Professor Willem Buiter, Citigroup's chief economist, said the risk of contagion is growing in the eurozone.
"The market is not going to wait until March for the EU authorities to get their act together. We could have several sovereign states and banks going under. They are being far too casual," Buiter said.
That is a chilling prediction and it frames the magnitude of this debt crisis. Any sovereign failures would have massive reverberations around the world. And any large bank failures would be felt across Europe, and even in the US, since the banking systems are so interconnected.
Mark Schofield, Citigroup’s global head of interest rate strategy, said Portugal would need an EU rescue soon and that it was "highly likely that Spain will go the same way."
Moody's said it might downgrade Portugal's A1 rating by one or two notches on growth worries, but said the country’s solvency was “not in question”.
"Restructuring of some sovereign debt is inevitable. There is a chance that Spain could still make it, but the debt trajectory looks unsustainable if a broader EU-wide solution isn't found," Schofield said.
A bailout of Portugal's relatively tiny economy (49th) would be manageable, but would be very damaging to market confidence. And confidence means everything in global markets.
However, Spain has the world's 13th largest economy. If it needs a bailout, such a move would result in significant ripple effects reverberating through world markets. After Greece and Ireland, investors will be left asking, Who's next?

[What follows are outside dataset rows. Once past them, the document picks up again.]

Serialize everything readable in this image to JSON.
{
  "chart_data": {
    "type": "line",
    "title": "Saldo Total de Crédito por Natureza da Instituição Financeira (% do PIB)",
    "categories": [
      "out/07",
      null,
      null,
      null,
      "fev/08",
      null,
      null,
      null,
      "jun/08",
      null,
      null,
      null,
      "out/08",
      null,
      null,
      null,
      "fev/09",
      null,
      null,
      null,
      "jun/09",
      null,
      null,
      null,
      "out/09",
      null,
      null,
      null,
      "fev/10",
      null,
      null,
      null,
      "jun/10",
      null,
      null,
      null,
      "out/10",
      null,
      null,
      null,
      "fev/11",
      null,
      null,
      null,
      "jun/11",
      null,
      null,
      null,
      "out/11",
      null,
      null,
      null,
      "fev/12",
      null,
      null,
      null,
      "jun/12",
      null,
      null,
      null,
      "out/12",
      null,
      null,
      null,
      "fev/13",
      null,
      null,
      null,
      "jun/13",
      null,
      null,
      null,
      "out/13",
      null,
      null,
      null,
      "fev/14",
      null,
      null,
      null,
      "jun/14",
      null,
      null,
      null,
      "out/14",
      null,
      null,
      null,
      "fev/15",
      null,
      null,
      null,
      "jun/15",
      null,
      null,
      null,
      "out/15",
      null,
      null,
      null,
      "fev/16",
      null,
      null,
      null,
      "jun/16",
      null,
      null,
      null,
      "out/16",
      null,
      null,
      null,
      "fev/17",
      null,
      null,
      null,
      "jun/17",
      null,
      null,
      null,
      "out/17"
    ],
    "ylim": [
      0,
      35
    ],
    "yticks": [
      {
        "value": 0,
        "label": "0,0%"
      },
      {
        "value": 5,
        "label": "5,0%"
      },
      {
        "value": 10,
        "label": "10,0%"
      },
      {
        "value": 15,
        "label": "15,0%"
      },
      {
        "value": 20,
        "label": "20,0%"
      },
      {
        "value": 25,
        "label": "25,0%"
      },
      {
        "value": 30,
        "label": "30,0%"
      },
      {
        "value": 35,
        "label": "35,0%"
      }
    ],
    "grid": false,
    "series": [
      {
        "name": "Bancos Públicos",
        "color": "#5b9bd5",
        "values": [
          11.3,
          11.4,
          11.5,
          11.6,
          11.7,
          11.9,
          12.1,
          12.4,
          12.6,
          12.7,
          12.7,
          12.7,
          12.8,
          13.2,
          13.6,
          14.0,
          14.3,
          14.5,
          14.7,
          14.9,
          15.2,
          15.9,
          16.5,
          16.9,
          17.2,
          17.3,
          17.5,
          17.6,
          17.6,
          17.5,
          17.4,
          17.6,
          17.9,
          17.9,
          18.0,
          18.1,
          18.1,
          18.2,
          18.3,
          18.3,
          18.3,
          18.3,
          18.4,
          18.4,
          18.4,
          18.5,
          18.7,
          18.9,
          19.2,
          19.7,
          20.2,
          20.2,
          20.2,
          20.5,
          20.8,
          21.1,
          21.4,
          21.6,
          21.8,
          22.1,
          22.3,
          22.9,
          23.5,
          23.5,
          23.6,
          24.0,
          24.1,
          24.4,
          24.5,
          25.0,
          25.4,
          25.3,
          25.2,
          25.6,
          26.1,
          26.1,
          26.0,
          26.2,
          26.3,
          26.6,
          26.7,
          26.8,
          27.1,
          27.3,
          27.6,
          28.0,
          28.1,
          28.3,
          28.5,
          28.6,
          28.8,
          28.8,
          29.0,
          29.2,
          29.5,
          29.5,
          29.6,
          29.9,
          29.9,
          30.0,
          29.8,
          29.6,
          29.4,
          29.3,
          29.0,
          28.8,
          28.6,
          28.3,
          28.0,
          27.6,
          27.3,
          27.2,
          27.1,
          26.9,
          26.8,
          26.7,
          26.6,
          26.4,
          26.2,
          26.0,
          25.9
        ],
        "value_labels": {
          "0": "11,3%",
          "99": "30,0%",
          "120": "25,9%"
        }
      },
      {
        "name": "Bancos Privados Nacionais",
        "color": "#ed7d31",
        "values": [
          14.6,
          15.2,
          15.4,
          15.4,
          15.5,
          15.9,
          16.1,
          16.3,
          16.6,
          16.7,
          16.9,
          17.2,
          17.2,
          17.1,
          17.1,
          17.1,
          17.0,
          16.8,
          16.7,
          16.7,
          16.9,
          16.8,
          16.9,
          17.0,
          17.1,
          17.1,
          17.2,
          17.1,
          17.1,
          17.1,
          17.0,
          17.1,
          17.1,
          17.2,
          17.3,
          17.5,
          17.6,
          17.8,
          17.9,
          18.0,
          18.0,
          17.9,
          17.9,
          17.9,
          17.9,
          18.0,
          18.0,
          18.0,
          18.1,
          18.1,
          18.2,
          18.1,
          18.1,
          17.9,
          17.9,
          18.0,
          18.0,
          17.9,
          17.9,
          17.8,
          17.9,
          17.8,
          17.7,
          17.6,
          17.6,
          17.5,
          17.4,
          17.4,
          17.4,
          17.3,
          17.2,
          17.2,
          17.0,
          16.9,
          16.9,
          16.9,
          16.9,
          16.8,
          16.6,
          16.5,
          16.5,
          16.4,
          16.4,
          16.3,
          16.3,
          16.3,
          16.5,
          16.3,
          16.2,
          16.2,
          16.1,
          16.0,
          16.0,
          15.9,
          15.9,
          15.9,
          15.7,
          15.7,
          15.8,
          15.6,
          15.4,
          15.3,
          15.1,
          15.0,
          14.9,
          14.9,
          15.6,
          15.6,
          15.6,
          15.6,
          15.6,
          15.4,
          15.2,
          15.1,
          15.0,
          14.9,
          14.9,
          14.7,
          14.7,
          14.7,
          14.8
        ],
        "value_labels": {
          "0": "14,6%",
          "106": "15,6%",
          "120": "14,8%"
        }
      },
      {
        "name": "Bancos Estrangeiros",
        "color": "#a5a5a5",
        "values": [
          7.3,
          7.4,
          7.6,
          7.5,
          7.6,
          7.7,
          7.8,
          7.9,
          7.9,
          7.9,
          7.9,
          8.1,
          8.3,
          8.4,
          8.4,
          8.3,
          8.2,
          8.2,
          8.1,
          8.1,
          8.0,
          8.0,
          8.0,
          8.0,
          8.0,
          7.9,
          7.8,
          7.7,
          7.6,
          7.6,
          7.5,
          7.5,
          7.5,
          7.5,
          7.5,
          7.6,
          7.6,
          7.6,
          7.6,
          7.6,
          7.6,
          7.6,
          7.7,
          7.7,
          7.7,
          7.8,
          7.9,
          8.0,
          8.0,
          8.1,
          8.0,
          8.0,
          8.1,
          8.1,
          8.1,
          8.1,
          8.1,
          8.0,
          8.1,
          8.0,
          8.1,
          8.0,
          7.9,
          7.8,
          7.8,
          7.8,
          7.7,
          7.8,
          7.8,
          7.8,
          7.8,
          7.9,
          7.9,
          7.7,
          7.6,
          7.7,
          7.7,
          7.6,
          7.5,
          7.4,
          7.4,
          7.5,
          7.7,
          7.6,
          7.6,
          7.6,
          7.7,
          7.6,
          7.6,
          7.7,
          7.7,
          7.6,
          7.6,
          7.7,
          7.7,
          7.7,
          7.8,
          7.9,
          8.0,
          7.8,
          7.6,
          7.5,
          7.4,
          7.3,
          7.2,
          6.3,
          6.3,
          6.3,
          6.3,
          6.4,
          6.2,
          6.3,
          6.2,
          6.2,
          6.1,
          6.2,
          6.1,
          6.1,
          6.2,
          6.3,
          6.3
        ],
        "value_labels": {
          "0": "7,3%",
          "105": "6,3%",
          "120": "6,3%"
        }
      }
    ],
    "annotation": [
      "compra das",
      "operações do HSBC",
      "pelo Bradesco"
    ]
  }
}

There is only so much money to go around. The bailouts cannot continue indefinitely, and the rich countries of the north cannot continue to carry the weaker nations in the south and on the periphery.
Earlier this year, German Chancellor Angela Merkel declared that this is the biggest financial crisis that Europe has faced in more than a half-century.
"The current crisis facing the euro is the biggest test Europe has faced for decades, even since the Treaty of Rome was signed in 1957," Merkel stated.
Watch this story over the coming months; it has the potential — even likelihood — of being one of the biggest stories of the year.